Tutti gli Atenei italiani, nel rispondere all’emergenza del COVID-19, hanno reagito con straordinaria prontezza, guidati dall’obiettivo che nessuno studente dovesse perdere lezioni e esami. L’Università di Catania è stata in grado di organizzare, nello spazio di una settimana, l’avvio di lezioni on line che oggi sono erogate da tutti i Corsi di studio, impegnati nel faticoso compito di realizzare esami e lauree, predisporre tirocini e laboratori virtuali, programmare le attività di orientamento per gli studenti delle superiori, offrire supporto agli studenti disabili.
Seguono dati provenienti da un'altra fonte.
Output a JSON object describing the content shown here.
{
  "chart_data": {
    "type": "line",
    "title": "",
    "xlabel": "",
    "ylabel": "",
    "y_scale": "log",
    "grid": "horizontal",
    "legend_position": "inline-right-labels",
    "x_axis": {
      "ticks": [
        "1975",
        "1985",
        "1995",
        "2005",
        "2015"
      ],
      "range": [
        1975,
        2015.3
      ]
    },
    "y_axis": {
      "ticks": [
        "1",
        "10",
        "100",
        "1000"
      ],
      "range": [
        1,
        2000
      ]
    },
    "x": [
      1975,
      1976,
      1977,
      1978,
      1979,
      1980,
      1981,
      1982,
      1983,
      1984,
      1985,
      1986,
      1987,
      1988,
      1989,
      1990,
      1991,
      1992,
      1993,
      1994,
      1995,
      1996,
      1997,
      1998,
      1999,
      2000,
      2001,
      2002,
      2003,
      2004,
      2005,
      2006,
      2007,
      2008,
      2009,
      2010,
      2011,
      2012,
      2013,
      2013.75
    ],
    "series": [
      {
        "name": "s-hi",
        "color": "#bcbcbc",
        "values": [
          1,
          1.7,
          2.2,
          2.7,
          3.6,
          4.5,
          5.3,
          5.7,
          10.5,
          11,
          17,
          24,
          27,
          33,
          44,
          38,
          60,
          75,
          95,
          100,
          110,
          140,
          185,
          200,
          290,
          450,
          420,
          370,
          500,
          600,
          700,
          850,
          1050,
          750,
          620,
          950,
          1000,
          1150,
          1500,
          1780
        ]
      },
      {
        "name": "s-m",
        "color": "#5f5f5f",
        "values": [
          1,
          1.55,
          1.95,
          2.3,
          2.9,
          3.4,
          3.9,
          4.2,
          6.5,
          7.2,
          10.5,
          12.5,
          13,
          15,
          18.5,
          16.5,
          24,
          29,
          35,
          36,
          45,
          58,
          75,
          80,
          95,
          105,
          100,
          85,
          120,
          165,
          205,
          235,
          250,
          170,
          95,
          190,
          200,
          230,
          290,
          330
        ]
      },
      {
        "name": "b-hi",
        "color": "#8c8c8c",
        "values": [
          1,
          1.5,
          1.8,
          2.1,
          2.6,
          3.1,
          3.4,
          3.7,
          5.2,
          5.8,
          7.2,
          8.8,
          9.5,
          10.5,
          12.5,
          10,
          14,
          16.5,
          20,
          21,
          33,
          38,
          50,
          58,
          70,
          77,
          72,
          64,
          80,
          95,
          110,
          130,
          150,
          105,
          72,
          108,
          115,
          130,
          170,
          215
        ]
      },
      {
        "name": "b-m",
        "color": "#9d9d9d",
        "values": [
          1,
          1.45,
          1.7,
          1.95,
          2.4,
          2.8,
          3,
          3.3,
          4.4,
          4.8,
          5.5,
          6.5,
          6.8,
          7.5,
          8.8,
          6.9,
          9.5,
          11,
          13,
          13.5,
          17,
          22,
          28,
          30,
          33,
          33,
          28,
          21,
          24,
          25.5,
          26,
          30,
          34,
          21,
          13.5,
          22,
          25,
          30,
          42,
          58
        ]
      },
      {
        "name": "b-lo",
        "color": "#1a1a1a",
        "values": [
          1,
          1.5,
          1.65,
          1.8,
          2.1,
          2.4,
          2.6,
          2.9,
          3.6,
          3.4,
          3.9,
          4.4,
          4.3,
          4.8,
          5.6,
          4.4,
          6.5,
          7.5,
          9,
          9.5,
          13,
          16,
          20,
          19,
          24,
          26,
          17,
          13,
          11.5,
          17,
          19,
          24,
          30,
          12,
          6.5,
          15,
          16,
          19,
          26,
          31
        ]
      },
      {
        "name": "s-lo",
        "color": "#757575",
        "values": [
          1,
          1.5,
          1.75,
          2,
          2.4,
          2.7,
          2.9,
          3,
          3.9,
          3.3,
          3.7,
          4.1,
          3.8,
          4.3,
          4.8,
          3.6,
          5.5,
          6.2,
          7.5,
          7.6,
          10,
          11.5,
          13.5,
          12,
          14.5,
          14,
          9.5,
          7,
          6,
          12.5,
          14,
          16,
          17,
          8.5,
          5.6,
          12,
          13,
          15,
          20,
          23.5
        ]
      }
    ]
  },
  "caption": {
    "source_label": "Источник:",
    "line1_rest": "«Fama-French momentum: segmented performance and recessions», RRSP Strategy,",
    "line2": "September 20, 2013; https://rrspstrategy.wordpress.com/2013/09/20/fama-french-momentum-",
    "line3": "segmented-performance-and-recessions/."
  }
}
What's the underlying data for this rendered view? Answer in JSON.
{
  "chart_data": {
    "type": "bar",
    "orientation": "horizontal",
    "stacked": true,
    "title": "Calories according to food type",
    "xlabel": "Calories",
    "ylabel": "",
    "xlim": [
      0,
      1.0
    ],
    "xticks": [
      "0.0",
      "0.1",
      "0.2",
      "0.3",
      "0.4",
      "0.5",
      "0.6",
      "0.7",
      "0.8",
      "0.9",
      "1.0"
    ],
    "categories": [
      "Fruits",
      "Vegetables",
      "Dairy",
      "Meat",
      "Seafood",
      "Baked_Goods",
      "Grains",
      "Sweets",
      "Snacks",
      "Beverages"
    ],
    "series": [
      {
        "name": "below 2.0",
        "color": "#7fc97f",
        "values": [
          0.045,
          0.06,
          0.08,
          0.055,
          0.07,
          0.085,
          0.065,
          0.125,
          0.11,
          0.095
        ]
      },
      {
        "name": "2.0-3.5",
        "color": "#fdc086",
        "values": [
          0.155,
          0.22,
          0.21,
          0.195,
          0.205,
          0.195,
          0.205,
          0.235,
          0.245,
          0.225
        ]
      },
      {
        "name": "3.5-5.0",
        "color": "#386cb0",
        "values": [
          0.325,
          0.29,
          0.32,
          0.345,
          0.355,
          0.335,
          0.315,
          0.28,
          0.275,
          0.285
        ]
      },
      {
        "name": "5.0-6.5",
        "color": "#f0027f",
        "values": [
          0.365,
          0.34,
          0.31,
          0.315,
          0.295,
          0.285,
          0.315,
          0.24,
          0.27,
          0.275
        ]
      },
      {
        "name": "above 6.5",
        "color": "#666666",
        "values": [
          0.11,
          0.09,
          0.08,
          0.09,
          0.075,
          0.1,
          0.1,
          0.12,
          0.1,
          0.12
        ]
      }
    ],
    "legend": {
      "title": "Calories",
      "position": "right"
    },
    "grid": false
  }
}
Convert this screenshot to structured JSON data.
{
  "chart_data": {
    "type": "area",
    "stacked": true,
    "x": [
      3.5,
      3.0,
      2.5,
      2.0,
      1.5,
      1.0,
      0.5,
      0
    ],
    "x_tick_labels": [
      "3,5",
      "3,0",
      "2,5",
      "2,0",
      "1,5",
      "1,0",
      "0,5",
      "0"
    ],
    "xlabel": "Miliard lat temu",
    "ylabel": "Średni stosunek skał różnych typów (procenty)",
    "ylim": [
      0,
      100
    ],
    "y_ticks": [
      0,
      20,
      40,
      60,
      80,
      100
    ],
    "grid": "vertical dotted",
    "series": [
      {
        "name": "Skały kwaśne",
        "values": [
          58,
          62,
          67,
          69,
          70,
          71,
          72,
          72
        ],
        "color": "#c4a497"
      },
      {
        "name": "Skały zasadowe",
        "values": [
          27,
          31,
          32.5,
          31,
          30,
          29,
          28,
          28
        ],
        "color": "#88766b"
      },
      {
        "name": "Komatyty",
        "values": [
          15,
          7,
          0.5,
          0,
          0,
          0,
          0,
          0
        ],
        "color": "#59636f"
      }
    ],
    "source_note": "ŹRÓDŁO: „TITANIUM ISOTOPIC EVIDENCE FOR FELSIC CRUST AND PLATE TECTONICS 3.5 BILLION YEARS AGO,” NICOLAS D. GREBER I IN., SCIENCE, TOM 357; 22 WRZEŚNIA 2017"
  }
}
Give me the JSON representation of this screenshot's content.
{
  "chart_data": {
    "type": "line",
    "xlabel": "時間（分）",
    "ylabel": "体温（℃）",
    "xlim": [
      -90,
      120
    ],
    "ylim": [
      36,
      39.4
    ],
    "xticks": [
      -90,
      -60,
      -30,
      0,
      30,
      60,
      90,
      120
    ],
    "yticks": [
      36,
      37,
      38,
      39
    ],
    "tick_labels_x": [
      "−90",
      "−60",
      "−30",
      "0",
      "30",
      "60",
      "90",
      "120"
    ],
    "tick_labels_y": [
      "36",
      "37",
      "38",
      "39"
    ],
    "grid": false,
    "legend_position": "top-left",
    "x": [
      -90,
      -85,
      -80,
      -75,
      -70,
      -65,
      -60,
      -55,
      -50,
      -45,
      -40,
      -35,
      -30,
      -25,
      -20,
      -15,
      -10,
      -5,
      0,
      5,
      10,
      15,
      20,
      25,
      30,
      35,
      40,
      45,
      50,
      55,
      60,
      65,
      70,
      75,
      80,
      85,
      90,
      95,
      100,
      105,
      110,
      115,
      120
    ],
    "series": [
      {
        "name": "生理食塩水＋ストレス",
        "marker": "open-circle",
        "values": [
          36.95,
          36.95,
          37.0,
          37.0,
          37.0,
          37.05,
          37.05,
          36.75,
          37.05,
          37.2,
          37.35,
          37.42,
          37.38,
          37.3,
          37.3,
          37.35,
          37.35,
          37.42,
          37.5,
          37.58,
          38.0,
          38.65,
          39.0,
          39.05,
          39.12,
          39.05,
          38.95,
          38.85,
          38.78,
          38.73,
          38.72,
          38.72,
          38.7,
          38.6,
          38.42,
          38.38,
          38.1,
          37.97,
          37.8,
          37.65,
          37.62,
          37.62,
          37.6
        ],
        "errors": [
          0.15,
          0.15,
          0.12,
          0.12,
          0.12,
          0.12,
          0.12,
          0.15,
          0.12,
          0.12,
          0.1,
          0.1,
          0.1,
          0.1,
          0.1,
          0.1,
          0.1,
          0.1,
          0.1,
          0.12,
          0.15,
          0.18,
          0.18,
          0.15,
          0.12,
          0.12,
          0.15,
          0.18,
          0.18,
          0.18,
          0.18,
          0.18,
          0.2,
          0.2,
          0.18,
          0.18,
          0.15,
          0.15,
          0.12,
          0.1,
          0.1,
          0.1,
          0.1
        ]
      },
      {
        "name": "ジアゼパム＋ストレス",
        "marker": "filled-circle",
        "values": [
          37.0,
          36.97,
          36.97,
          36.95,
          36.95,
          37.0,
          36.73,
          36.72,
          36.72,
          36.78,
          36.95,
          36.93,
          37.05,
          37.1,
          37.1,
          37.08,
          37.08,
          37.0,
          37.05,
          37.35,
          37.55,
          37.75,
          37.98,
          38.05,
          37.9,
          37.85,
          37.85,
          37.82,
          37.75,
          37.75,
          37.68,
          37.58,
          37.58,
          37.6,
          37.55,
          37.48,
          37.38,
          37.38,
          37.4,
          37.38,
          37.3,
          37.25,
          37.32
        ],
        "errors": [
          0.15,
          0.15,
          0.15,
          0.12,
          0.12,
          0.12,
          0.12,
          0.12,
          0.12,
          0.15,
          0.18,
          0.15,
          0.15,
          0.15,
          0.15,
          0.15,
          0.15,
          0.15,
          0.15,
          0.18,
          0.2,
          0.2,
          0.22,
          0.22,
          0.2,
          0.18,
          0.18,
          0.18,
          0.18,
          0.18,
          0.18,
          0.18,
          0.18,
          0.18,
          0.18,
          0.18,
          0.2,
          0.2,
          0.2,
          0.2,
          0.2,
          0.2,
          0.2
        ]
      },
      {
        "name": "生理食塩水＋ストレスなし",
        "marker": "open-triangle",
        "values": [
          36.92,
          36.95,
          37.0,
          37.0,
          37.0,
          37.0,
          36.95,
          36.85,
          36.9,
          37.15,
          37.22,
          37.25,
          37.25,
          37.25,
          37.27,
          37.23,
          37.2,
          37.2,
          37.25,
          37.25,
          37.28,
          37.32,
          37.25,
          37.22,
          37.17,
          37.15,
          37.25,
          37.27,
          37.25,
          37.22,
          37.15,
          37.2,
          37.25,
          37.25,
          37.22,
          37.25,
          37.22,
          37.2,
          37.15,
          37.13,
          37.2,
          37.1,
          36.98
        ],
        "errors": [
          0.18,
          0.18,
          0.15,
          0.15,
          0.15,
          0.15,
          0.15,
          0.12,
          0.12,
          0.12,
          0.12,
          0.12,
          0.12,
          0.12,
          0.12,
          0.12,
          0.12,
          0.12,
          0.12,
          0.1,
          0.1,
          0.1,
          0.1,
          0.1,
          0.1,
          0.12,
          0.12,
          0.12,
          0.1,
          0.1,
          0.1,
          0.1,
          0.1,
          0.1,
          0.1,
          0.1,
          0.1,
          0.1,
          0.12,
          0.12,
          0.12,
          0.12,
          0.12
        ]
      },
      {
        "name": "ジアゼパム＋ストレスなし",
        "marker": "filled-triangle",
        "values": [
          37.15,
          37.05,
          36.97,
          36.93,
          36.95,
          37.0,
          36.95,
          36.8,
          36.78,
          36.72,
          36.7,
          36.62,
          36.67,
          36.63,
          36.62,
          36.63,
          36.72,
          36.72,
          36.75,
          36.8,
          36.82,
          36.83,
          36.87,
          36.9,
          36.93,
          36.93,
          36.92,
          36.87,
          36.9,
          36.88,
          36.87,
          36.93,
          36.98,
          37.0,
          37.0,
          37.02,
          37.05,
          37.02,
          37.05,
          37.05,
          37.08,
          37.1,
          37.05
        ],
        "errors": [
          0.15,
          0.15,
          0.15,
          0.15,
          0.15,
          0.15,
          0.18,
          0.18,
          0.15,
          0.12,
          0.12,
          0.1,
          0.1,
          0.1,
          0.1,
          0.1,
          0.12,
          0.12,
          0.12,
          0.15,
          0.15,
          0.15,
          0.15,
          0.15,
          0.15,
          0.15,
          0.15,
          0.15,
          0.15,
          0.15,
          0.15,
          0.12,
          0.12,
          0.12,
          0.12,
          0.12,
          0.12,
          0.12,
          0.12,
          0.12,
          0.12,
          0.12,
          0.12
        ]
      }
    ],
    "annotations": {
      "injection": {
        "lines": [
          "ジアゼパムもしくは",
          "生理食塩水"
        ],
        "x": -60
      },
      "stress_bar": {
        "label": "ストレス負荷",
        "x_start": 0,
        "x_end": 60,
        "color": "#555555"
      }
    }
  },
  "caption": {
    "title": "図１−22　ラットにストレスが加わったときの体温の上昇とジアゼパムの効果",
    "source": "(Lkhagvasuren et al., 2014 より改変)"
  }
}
Tutto rigorosamente on line.
La Dad come risorsa
La didattica a distanza si è rilevata una risorsa preziosissima per consentire il prosieguo delle attività didattiche e assicurare una qualche normalità ai nostri studenti che, lontani e chiusi nelle loro stanze, hanno mantenuto i legami con la comunità accademica grazie a una rete di preziosi rapporti umani e, soprattutto, digitali (connessione internet permettendo).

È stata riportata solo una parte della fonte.